FELDMAN: Abramoff focuses on patients who've been dealing with COVID symptoms for more than two months. Other doctors start diagnosing long COVID earlier. Dr. Stuart Katz is leading a national study that defines long COVID as symptoms persisting longer than a month. He estimates 30% of people who get COVID have symptoms that last that long. But he says most of those people do get better. If you're still sick after 30 days, it doesn't mean it's forever. Some people just need longer to recover, like I did.
STUART KATZ: There's this arbitrary cutoff at 30 days. So it's really more of a continuum.
FELDMAN: He also confirmed that other patients experienced the energy crashes I did. The clinical term is post-exertional malaise.
KATZ: If they do anything, they're totally wiped out the next day.
FELDMAN: I asked him, is it best to just take it easy, not dive back into work or exercise? He says there's not enough data to know yet what exactly to advise, but people should try to listen to their bodies.
KATZ: To me, it's just sort of common sense. Like, you know, OK, well, if it makes you feel bad, don't do it.
FELDMAN: So that's what I did. I stopped exercising. I didn't drink. And once I learned that it wasn't unusual for symptoms to linger for a couple months, I was less anxious. I stopped worrying that I'd feel this way forever. Understanding it as medium COVID gave me a framework. And for me, resting worked. About eight weeks after testing positive, my life finally got pretty much back to normal. The point here is that even if you don't end up with a debilitating, life-altering illness, COVID can require a very slow recovery. And it's important for patients, their families and employers to understand that. I was lucky. I could work from home and control the pace of my day. But what if I worked at a restaurant or any kind of job where I needed to be on my feet all day? And a bout of medium COVID or long COVID can happen to anyone, even young or otherwise healthy people like me. Again, Dr. Abramoff at Penn Medicine.

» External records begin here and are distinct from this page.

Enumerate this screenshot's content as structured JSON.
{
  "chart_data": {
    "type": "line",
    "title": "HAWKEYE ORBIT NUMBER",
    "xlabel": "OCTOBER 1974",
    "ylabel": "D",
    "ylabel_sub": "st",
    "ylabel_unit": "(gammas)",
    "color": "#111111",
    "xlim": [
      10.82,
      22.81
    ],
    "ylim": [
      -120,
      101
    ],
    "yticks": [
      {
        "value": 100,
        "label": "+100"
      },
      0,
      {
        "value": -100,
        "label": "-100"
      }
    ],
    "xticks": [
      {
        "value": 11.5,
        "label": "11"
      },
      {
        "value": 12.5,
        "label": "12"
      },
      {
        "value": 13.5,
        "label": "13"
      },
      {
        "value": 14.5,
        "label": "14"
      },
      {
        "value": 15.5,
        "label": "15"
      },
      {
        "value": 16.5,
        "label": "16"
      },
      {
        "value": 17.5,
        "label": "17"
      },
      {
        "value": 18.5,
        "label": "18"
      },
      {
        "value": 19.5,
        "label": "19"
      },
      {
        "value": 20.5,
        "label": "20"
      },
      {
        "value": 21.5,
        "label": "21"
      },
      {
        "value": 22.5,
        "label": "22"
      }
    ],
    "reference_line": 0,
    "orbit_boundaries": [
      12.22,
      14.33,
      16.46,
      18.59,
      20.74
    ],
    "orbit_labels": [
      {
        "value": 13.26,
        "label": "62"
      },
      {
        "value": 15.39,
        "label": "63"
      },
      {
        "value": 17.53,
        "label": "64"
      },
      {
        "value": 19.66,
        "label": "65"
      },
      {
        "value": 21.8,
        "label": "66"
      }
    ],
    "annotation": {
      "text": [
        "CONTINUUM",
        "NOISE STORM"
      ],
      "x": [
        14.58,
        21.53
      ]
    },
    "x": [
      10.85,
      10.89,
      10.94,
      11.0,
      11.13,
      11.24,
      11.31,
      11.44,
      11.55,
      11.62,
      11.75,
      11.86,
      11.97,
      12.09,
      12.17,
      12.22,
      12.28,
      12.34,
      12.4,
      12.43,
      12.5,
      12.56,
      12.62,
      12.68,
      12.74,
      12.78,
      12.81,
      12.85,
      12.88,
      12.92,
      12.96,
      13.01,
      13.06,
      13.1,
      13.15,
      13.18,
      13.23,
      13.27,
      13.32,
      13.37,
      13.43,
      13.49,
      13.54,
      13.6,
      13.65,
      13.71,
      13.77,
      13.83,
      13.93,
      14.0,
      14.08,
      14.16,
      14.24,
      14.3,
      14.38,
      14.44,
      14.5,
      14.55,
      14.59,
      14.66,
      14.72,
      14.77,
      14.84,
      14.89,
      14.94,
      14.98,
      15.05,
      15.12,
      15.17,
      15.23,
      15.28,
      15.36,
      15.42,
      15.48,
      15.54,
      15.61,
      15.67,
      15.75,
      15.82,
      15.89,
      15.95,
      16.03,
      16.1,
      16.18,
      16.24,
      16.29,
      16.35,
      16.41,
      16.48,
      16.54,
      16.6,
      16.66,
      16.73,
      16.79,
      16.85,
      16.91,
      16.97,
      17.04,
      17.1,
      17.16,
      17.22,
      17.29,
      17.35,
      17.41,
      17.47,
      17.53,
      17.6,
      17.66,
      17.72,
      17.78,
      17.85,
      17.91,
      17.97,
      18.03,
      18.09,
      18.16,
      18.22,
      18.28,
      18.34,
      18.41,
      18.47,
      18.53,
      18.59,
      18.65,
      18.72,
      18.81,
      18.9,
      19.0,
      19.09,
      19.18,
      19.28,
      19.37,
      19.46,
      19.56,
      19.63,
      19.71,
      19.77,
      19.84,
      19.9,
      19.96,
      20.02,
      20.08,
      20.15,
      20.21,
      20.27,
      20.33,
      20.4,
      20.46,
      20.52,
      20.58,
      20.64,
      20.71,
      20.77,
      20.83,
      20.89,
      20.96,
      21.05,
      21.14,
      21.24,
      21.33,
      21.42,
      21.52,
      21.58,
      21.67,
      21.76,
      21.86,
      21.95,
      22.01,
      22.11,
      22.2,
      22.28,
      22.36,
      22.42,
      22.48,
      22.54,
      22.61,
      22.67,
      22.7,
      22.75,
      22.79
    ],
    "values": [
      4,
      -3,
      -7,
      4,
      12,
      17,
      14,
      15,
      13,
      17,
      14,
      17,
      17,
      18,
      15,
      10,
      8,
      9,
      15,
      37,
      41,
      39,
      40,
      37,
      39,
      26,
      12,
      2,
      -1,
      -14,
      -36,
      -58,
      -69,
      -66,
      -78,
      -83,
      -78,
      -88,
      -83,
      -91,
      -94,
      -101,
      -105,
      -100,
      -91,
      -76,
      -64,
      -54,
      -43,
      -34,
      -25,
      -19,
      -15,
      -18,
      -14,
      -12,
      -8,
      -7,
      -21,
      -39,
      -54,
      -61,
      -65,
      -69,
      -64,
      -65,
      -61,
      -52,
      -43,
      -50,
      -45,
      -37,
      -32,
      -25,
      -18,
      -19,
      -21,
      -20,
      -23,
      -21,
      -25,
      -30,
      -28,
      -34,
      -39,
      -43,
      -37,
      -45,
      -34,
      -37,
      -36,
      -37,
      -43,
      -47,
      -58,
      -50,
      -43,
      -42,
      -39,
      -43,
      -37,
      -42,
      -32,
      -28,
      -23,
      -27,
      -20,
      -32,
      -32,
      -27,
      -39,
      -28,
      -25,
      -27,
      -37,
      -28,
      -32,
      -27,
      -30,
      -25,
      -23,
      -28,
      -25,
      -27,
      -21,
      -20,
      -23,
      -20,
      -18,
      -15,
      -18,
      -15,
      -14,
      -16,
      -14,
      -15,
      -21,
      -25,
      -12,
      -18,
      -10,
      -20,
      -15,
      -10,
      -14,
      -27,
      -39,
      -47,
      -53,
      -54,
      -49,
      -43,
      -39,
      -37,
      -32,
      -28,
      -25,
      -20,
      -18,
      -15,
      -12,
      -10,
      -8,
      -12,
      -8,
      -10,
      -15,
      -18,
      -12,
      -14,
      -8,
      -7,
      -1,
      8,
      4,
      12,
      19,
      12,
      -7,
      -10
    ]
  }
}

ABRAMOFF: If you're 20 and you get it or you're 30 and you get it, it's not like nothing happens, you know? It's still, you know, something that would kill, like, somebody who's in their 70s and it's the same thing in your body, it's not nothing.
FELDMAN: The omicron wave is ebbing now, but record numbers of Americans were infected. That means more people than ever before are now recovering from COVID, and they might be for a while. For NPR News, I'm Nina Feldman in Philadelphia.